[235] CHAPTER XXX—DISEASES OF THE ESOPHAGUS
The more frequent causes of the one common symptom of esophageal
disease, dysphagia, are included in the list given below. To avoid
elaboration and to obtain maximum usefulness as a reminder,
overlapping has not been eliminated.
1. Anomalies.
2. Esophagitis, acute.
3. Esophagitis, chronic.
4. Erosion.
5. Ulceration.
6. Trauma.
7. Stricture, congenital.
8. Stricture, spasmodic, including cramp of the diaphragmatic
pinchcock.
9. Stricture, inflammatory.
10. Stricture, cicatricial.
11. Dilatation, local.
12. Dilatation, diffuse.
13. Diverticulum.
14. Compression stenosis.
15. Mediastinal tumor.
16. Mediastinal abscess.
17. Mediastinal glandular mass.
18. Aneurysm.
19. Malignant neoplasm.
20. Benign neoplasm.
21. Tuberculosis.
22. Lues.
23. Actinomycosis.
24. Varix.
25. Angioneurotic edema.
26. Hysteria.
27. Functional antiperistalsis.
28. Paralysis.
29. Foreign body in (a) pharynx, (b) larynx, (c) trachea, (d)
esophagus.
[236] Diagnosis.—The swallowing function can be studied only with the fluoroscope; esophagoscopy for diagnosis, should therefore always be preceded by a fluoroscopic study of deglutition with a barium or other opaque mixture and examination of the thoracic organs to eliminate external pressure on the esophagus as the cause of stenosis. Complete physical examination and Wassermann reaction are further routine preliminaries to any esophagoscopy. Special laboratory tests are done as may be indicated. The physical examination is meant to include a careful examination of the lips, tongue, palate, pharynx, and a mirror examination of the larynx when age permits.
Indications for Esophagoscopy in Disease.—Any persistent abnormal sensation or disturbance of function of the esophagus calls for esophagoscopy. Vague stomach symptoms may prove to be esophageal in origin, for vomiting is often a complaint when the patient really regurgitates.
Contraindications to Esophagoscopy.—In the presence of aneurysm, advanced organic disease, extensive esophageal varicosities, acute necrotic or corrosive esophagitis, esophagoscopy should not be done except for urgent reasons, such as the lodgment of a foreign body; and in this case the esophagoscopy may be postponed, if necessary, unless the patient is unable to swallow fluids. Esophagoscopy should be deferred, in cases of acute esophagitis from swallowing of caustics, until sloughing has ceased and healing has strengthened the weak places. The extremes of age are not contraindications to esophagoscopy.
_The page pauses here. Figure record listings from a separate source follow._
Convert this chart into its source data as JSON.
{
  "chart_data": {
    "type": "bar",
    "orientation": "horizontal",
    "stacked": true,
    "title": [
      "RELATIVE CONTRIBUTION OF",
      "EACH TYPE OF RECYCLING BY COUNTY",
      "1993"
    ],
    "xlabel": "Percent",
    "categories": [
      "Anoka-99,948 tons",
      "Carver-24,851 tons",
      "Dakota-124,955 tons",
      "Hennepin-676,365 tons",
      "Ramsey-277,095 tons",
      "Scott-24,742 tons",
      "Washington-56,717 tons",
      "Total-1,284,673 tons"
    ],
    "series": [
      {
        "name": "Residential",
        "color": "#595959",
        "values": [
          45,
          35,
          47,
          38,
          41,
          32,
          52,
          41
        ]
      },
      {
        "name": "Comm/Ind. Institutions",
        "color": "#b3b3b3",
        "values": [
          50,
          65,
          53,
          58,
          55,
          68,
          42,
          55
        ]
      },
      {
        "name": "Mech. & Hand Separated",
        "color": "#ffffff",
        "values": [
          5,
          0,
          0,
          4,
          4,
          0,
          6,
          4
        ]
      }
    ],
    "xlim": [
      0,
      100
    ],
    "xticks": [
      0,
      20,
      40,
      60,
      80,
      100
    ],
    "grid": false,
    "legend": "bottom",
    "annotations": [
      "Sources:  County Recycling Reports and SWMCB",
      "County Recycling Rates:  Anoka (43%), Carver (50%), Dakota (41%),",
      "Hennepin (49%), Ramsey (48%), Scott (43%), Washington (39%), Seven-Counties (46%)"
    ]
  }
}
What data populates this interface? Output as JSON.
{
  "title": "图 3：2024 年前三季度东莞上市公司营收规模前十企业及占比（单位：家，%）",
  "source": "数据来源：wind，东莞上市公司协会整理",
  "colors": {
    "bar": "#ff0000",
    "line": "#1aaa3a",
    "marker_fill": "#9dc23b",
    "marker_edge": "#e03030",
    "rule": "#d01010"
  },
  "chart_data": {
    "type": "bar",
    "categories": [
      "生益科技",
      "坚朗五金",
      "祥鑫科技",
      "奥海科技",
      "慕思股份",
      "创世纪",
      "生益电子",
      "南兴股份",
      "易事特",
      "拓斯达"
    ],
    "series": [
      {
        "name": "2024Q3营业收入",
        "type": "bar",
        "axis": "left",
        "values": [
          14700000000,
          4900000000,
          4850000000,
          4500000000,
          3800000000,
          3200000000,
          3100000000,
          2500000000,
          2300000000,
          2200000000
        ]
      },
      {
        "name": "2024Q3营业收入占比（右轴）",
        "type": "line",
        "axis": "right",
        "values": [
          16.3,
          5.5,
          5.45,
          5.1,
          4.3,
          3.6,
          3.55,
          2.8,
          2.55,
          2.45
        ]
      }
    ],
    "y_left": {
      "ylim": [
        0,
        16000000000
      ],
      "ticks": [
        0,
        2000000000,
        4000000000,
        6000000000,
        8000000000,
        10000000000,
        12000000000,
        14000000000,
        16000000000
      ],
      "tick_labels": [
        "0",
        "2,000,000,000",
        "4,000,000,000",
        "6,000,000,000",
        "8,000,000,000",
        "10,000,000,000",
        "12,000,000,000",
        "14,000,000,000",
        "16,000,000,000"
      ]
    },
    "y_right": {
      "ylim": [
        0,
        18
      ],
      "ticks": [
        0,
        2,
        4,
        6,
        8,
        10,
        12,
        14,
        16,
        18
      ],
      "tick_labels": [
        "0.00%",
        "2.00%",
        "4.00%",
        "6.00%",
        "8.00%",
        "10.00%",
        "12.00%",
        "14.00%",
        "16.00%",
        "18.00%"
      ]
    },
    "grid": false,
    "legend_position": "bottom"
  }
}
A number of newborn infants have been esophagoscoped by the author; and he has removed foreign bodies from patients over 80 years of age.
Water starvation makes the patient a very bad surgical subject, and is a distinct contraindication to esophagoscopy. Water must be supplied by means of proctoclysis and hypodermoclysis before any endoscopic or surgical procedure is attempted. If the esophageal stenosis is not readily and quickly remediable, gastrostomy should be done immediately. Rectal feeding will supply water for a limited time, but for nutrient purposes rectal alimentation is dangerously inefficient.
Preliminary examination of the pharynx and larynx with tongue depressor should always precede esophagoscopy, for any purpose, because the symptoms may be due to laryngeal or pharyngeal disease that might be overlooked in passing the esophagoscope. A high degree of esophageal stenosis results in retention in the suprajacent esophagus of the fluids which normally are continually flowing downward. The pyriform sinuses in these cases are seen with the laryngeal mirror to be filled with frothy secretion (Jackson's sign of esophageal stenosis) and this secretion may sometimes be seen trickling into the larynx. This overflow into the larynx and lower air passages is often the cause of pulmonary symptoms, which are thus strictly secondary to the esophageal disease.
ANOMALIES OF THE ESOPHAGUS
Congenital esophagotracheal fistulae are the most frequent of the embryonic developmental errors of this organ. Septic pneumonia from the entrance of fluids into the lungs usually causes death within a few weeks.
Imperforate esophagus usually shows an upper esophageal segment ending in a blind pouch. A lower segment is usually present and may be connected with the upper segment by a fistula.